3 years ago

Bronchial hyperresponsiveness and obesity in middle age: insights from an Australian cohort.

Matheson MC, Erbas B, Dharmage SC, Giles GG, Diao F, Abramson MJ, Thompson BR, Lodge CJ, Feather I, Thomas PS, Walters EH, Hopper JL, Burgess JA, Morrison S, Gurrin LC, Lowe AJ, Perret JL, Johns DP
The association between obesity and bronchial hyperresponsiveness (BHR) is incompletely characterised. Using the 2006 follow-up of the Tasmanian Longitudinal Health Study, we measured the association between obesity and BHR and whether it was mediated by small airway closure or modified by asthma and sex of the patient.A methacholine challenge measured BHR. Multivariable logistic regression measured associations between body mass index (BMI) and BHR, adjusting for sex, asthma, smoking, corticosteroid use, family history and lung function.
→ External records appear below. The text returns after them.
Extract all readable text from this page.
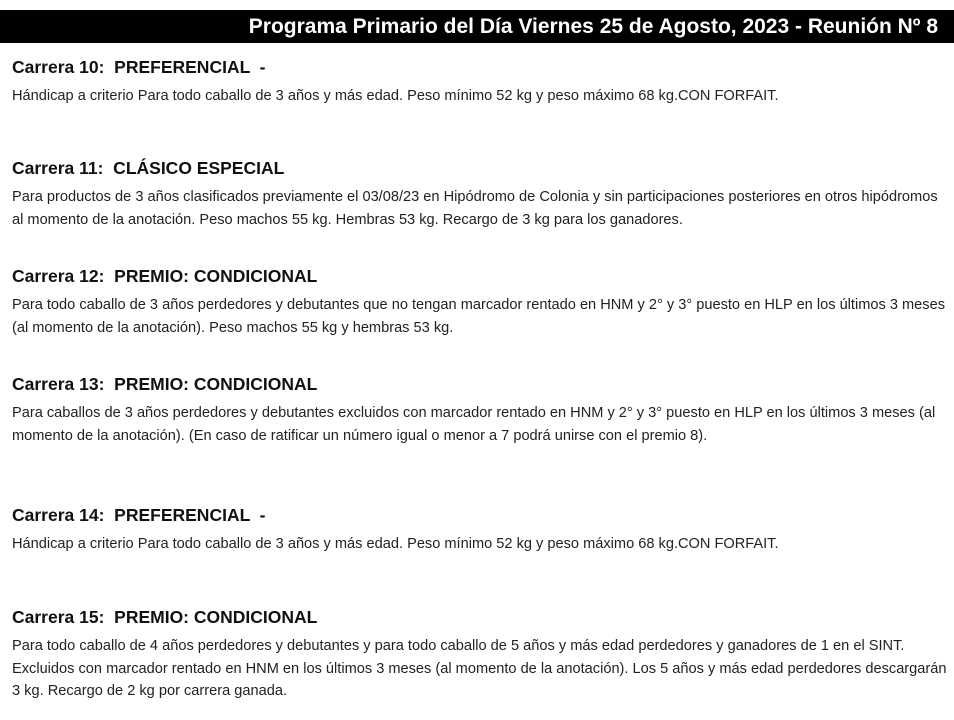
Programa Primario del Día Viernes 25 de Agosto, 2023 - Reunión Nº 8
Carrera 10:  PREFERENCIAL  -
Hándicap a criterio Para todo caballo de 3 años y más edad. Peso mínimo 52 kg y peso máximo 68 kg.CON FORFAIT.
Carrera 11:  CLÁSICO ESPECIAL
Para productos de 3 años clasificados previamente el 03/08/23 en Hipódromo de Colonia y sin participaciones posteriores en otros hipódromos al momento de la anotación. Peso machos 55 kg. Hembras 53 kg. Recargo de 3 kg para los ganadores.
Carrera 12:  PREMIO: CONDICIONAL
Para todo caballo de 3 años perdedores y debutantes que no tengan marcador rentado en HNM y 2° y 3° puesto en HLP en los últimos 3 meses (al momento de la anotación). Peso machos 55 kg y hembras 53 kg.
Carrera 13:  PREMIO: CONDICIONAL
Para caballos de 3 años perdedores y debutantes excluidos con marcador rentado en HNM y 2° y 3° puesto en HLP en los últimos 3 meses (al momento de la anotación). (En caso de ratificar un número igual o menor a 7 podrá unirse con el premio 8).
Carrera 14:  PREFERENCIAL  -
Hándicap a criterio Para todo caballo de 3 años y más edad. Peso mínimo 52 kg y peso máximo 68 kg.CON FORFAIT.
Carrera 15:  PREMIO: CONDICIONAL
Para todo caballo de 4 años perdedores y debutantes y para todo caballo de 5 años y más edad perdedores y ganadores de 1 en el SINT. Excluidos con marcador rentado en HNM en los últimos 3 meses (al momento de la anotación). Los 5 años y más edad perdedores descargarán 3 kg. Recargo de 2 kg por carrera ganada.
Mediation by airway closure was also measured.Each increase in BMI of 1 kg·m-2 was associated with a 5% increase in the odds of BHR (OR 1.05, 95% CI 1.01-1.09) and 43% of this association was mediated by airway closure. In a multivariable model, BMI (OR 1.06, 95% CI 1.00-1.16) was associated with BHR independent of female sex (OR 3.26, 95% CI 1.95-5.45), atopy (OR 2.30, 95% CI 1.34-3.94), current asthma (OR 5.74, 95% CI 2.79-11.82), remitted asthma (OR 2.35, 95% CI 1.27-4.35), low socioeconomic status (OR 2.11, 95% CI 1.03-4.31) and forced expiratory volume in 1 s/forced vital capacity (OR 0.86, 95% CI 0.82-0.91). Asthma modified the association with an increasing probability of BHR as BMI increased, only in those with no or remitted asthma.An important fraction of the BMI/BHR association was mediated via airway closure. Conflicting findings in previous studies could be explained by failure to consider this intermediate step.